Saturday, October 28, 2017

Fall 2017 Acrylic Class

Acrylic Class Project: A Fall Proposal Week 5

This week was more of a fine tuning week before we get into doing the details and finishing up our project. Never be afraid to make changes or improvements to your painting, if you see something that bothers you go in and fix it. We are working with paint not stone, fixes are a lot easier. this week I did several fixes and adjustments.

The first adjustment I did was on the paper around the bouquet. When I looked at it at home it looked too pink and I needed more shadows on the paper behind the bottle.

First, I took my #6 flat bristle brush and a mix of napthol with a little orange (you can use cad red light and orange as well) and water to thin it so it is very washy looking, then with a very dry brush (little water and little paint, remember to squeeze the back end of the brush with your paper towel) using small circles and very light pressure on my brush, I did a dry brush glaze over the whole paper area to give it a redder look but not lose some of the pinkish look. I also did a similar thing with a mix of ultramarine blue and alizarin  to shade the back part of the  paper that goes off the canvas to fade it out.

Another place I used this dry brush technique is putting a lavender reflected light on the bottle with my #4 bristle brush. 

Practice this technique because it is very useful in acrylic. It should look almost transparent when you put it on, just hitting some of the tops of the canvas threads, if it is too solid looking you are pressing too hard, if it looks blotchy or runny, you have too much water on your brush, make sure after you rinse your brush you dry it and after you pick up the paint squeeze the back end of the brush to get out excess water you picked up when loading your brush.
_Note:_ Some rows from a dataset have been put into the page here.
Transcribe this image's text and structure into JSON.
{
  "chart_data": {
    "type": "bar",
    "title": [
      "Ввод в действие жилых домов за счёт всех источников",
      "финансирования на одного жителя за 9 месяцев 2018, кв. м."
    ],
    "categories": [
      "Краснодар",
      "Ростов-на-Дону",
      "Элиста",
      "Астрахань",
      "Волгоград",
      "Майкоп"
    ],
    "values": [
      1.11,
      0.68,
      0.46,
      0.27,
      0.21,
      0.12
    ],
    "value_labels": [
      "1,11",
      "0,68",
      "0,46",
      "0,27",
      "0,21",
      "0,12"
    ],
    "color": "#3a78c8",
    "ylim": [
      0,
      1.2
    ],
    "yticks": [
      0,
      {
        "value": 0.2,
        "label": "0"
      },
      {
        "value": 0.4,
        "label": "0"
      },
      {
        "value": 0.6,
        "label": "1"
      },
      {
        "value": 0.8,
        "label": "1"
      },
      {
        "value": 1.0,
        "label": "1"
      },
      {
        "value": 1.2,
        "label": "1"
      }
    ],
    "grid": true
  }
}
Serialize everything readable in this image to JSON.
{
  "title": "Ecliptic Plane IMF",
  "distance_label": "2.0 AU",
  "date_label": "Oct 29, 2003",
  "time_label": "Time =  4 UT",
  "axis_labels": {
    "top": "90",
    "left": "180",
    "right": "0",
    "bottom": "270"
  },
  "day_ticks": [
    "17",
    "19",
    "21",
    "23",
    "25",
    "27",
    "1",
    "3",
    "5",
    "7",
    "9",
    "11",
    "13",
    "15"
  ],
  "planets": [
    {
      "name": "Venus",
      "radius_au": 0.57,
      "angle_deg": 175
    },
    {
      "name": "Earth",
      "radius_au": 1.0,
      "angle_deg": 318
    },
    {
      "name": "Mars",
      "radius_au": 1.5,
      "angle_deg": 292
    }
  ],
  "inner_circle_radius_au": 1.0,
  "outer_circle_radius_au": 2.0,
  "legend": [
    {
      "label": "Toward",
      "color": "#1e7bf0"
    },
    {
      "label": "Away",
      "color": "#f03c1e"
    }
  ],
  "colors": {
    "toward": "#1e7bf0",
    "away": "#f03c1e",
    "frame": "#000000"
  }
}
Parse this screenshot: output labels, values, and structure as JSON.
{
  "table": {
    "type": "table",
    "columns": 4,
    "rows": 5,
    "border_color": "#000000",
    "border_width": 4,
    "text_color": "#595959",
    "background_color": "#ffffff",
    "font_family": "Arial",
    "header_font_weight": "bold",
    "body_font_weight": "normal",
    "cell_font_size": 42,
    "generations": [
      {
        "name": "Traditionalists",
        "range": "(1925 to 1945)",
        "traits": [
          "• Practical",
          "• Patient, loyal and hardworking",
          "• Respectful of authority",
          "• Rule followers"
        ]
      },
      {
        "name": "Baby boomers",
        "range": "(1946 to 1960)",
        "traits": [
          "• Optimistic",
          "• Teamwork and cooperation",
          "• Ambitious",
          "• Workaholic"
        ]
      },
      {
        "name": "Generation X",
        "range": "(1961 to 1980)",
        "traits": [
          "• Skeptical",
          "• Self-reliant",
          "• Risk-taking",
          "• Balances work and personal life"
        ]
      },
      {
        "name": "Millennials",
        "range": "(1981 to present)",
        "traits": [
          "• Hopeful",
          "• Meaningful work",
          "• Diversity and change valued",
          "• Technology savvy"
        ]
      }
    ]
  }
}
 The next fix I did was to change the shape of the lower rose petal. I thought it was too long and the wrong shape so I took my #6 flat SABLE brush and a mix of blue, alizarin and a touch of green to make a dark green shadow color and used that color to reshape the petal and add another leaf in the process. To make the outside edge of the leaf, I added a bit of white to the mix, just enough to make it lighter but not bright light.

You do not need to go through the whole process of painting out something that needs fixing, just fix it but remember to make the fix look like it is part of the  painting, not just some random stripe or blotch.

I also fixed the bulge in the ring box using a dark mix of blue, alizarin with the bristle brush this time so I could scrub in the color to reshape the the box. Again, I didn't just make a stripe of color, I used the dry brush technique, scrubbed in the color around the box and also out away from the box. Once I have the shape the way I liked it I added some napthol and touches of orange to get the light back into the fabric working those colors in by scrubbing the color in and blending it with what is already there. It is important you learn to fix things so they look like they were always like that, you will be happier with your paintings.

Still more fixing and adjusting. I had made the petals on the red flower too long and too bright so this was a 2 part fix. First I took the #4 bristle brush and dark colors - blue, alizarin, sometimes I added green if I was on a leaf - and I reshaped the petals by painting in the dark around them. All of these fixes are what is called "negative painting" meaning you are painting the space AROUND something not the thing itself. With this fix I am changing the shape of the petals by changing and adding shadows. Remember to blend the fixes out into the surrounding area so they look like they were always there. The second part of the flower fix I did with my sable brush and a mix of napthol and alizarin trying not to make the petals longer again but to clean up the edges and darken the bright red color I had at the tips.

Another thing I did here was to add shapes to the hydrangea to make it look like it had flowers. Funny thing about this is there are very few actual flower shapes in this cluster but because of the few that look like flowers the rest of the shapes suggest more flowers.

 I did a separate demo to show how just adding a few shapes that look like flowers and the rest are just marks, tricks the viewer into thinking that there are a bunch of flowers, even the center dots add to the illusion. I was using the sable brush, with blue for the base then adding white for lighter colors or alizarin for those "flowers" that were in shadow. Blue and burnt sienna or umber for the very dark centers.






This is where I left off on Monday and I am thinking I could possible finish this in our next class, don't worry if you are not as far along we still have 3 more weeks so take you time just keep painting and I will see you in class.